Jean-Pierre Savelli – Albator Le Corsaire De L’espace – 1979

Jean-Pierre Savelli fait vibrer 1979 avec le générique culte d'Albator.

En cette fin d’année 1979, Jean-Pierre Savelli entre dans l’histoire des génériques télévisés français avec l’interprétation du thème d’Albator, le corsaire de l’espace. Le chanteur toulonnais, né le 18 mai 1949, met sa voix au service de cette bande originale française de la série animée japonaise créée par Leiji Matsumoto. Éric Charden compose la musique tandis que Didier Barbelivien signe les paroles de ce qui deviendra l’un des génériques les plus marquants de la télévision française.

Cette collaboration marque un tournant dans la carrière de Jean-Pierre Savelli, protégé de Michel Legrand depuis leur rencontre décisive en 1968. L’artiste avait déjà prouvé son talent pour les bandes originales avec La Chanson du Prince pour Peau d’âne de Jacques Demy. Son titre Un goût de soleil, de pomme et de miel, composition de Legrand, lui avait valu la Rose d’or d’Antibes en 1972, lançant véritablement sa carrière après des tournées avec Claude François et Serge Lama.
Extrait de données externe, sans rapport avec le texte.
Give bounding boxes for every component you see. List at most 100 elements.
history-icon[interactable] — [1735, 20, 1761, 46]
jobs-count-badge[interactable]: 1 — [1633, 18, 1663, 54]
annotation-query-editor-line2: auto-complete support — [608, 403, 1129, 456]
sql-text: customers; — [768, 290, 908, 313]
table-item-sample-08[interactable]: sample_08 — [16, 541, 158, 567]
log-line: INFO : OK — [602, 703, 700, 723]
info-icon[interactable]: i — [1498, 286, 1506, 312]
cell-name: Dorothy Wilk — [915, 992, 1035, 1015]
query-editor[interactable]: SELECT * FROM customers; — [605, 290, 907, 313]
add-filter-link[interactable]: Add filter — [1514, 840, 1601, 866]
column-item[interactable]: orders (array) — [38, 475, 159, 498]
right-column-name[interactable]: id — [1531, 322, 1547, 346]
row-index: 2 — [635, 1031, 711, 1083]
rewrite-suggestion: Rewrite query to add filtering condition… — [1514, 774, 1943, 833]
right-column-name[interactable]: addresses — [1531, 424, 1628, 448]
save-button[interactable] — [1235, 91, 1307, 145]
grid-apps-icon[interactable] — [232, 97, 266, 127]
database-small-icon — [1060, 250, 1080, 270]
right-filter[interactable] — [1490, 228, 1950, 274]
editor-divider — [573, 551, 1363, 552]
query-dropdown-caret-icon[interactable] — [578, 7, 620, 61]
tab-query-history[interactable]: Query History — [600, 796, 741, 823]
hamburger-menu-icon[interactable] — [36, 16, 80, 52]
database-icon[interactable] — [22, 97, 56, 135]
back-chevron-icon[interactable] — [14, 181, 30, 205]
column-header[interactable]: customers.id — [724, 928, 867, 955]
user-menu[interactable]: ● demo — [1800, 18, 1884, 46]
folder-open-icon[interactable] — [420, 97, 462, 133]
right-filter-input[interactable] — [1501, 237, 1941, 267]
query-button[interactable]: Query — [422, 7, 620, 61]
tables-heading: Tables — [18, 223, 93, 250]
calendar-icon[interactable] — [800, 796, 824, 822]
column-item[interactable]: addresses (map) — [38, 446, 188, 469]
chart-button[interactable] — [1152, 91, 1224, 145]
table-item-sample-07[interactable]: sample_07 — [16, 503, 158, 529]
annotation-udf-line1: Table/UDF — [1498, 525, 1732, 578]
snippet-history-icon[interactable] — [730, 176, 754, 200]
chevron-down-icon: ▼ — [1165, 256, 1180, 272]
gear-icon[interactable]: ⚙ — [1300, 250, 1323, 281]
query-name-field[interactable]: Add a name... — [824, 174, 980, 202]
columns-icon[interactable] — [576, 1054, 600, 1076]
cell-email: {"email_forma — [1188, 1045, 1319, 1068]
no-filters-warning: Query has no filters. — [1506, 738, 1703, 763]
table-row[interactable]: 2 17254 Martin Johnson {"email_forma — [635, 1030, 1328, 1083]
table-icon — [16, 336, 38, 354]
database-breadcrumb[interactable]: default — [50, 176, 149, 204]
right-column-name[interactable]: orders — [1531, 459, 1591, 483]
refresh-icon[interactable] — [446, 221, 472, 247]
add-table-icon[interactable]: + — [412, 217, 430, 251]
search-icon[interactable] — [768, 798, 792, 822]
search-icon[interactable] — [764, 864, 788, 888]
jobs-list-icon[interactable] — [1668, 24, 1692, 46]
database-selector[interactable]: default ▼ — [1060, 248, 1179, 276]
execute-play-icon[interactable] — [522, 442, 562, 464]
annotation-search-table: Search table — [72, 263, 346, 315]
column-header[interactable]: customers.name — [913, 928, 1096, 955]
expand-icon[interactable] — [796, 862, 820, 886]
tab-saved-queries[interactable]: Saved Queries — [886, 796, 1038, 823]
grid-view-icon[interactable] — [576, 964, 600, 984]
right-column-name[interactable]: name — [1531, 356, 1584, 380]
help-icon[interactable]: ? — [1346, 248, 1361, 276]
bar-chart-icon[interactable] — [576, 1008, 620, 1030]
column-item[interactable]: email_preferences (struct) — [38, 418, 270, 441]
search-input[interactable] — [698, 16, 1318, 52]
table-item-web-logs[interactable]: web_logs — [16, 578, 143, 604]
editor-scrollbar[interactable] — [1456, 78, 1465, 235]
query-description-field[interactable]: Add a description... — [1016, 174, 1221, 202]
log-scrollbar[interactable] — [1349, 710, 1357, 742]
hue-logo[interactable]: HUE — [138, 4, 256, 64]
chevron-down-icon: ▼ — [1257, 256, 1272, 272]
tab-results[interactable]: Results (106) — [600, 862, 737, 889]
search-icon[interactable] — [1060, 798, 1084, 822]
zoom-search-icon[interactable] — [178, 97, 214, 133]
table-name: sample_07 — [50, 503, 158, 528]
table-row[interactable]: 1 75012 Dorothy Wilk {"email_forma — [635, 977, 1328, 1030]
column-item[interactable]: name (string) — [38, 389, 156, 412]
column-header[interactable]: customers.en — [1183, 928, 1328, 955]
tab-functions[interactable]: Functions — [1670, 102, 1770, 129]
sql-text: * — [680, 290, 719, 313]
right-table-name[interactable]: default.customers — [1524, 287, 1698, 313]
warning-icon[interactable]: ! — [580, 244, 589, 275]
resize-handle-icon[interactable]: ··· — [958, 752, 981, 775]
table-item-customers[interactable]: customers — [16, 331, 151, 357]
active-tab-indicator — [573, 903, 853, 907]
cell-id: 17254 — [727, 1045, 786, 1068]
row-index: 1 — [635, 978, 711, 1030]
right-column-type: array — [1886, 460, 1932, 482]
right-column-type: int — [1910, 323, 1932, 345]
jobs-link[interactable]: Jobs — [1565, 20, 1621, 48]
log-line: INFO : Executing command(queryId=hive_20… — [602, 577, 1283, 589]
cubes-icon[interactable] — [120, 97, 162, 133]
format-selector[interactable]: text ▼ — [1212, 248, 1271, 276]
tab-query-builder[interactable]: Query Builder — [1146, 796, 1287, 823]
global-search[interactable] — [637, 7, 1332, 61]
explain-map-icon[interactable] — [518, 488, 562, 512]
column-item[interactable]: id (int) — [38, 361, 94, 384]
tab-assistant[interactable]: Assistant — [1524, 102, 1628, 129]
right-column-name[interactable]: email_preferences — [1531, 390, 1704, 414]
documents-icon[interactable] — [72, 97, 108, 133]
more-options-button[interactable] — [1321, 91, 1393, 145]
La rencontre de deux univers musicaux

Éric Charden, né Jacques André Gilbert Charden le 15 octobre 1942 à Haïphong en Indochine française, apporte son expertise de compositeur reconnu. Membre du célèbre duo Stone et Charden avec Annie Gautrat, il avait déjà signé des tubes comme L’Avventura en 1971, Laisse aller la musique et Il y a du soleil sur la France. Parallèlement à sa carrière d’interprète, il composait pour les plus grandes vedettes : Johnny Hallyday, Sheila, Sylvie Vartan et Dalida.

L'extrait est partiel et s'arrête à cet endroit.